The memorial honors the three astronauts who died in the Apollo fire, the seven who perished in the 1986 Challenger explosion and five others who were killed in air crashes while in training or on NASA business.

When it is working, Space Mirror slowly tracks the sun so that the names of astronaut Virgil I. (Gus) Grissom, Sharon Christa McAuliffe and the others--stencil-cut through the granite and filled with plastic--are always illuminated from behind. Viewed from the front, the monument reflects the sky and the names seem to float in the heavens.

Space Mirror was designed by the San Francisco architectural firm Holt, Hinshaw, Pfau & Jones and paid for through the sale of more than 400,500 commemorative license plates that honor the seven Challenger crew members.

Alan C. Helman, the Orlando, Fla., architect who first proposed the idea of a memorial and came up with the license-plate scheme, said that the plastic filling in the letters of the names may have expanded and caused the granite to crack.
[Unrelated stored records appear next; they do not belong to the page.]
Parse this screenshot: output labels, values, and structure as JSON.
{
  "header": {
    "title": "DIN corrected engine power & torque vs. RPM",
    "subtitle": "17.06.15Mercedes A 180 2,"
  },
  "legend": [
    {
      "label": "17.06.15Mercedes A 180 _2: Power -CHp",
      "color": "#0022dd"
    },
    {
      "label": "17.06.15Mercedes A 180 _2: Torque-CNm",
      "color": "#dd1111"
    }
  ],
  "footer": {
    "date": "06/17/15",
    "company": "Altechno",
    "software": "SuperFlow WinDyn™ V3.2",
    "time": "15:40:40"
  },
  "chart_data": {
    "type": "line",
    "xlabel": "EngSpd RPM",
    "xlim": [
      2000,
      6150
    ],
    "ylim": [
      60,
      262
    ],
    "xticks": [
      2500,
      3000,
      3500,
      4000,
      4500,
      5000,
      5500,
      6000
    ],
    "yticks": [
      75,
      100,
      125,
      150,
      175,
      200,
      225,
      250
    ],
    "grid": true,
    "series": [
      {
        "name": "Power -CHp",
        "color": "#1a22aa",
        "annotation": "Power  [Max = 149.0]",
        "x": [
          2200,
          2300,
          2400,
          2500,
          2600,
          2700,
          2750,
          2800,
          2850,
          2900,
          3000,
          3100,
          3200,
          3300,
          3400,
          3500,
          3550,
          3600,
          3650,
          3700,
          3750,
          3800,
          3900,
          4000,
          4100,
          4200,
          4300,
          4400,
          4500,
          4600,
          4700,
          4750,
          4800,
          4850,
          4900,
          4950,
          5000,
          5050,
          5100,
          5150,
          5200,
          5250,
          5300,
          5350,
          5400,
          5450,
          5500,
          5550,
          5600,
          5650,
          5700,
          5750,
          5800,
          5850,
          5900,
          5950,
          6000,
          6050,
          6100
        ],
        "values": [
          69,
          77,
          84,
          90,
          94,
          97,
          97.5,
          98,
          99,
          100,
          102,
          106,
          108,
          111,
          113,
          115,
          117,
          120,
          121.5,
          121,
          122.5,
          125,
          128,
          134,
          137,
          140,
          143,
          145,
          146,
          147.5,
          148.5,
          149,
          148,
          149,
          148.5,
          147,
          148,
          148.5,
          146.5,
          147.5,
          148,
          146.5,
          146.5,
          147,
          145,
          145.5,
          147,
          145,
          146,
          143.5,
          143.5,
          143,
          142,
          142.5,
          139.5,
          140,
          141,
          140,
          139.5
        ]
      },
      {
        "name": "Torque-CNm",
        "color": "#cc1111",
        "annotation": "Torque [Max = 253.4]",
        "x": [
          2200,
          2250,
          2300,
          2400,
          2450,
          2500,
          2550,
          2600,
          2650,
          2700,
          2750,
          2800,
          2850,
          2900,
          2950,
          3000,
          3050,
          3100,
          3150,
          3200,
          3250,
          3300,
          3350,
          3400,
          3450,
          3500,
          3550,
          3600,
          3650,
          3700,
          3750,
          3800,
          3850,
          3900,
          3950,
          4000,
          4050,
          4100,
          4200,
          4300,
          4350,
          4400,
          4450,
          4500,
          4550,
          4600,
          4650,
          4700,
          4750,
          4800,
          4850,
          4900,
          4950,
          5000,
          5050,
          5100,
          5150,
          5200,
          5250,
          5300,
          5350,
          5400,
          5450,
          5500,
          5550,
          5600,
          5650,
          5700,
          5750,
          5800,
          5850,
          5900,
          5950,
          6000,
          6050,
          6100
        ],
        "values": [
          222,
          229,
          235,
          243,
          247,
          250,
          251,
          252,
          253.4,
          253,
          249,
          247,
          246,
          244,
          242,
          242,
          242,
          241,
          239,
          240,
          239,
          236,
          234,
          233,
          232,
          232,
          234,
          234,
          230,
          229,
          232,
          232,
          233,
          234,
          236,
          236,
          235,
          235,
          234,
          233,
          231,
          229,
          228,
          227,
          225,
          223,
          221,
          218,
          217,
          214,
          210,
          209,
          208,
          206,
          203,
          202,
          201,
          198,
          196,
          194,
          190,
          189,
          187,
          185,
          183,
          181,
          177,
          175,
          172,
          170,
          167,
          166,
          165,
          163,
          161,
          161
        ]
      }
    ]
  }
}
Replacement panels, on hand for just such an emergency, are being prepared, he said. “We anticipated problems because life is that way,” he said. “Anything can happen.”

Space Mirror, which President Bush has designated a national memorial, is destined to become one of the world’s best known monuments, Helman said. “It was a 5 1/2-year effort to get it built,” he said, “but it was worth it. Its importance is in what it represents. And it works.”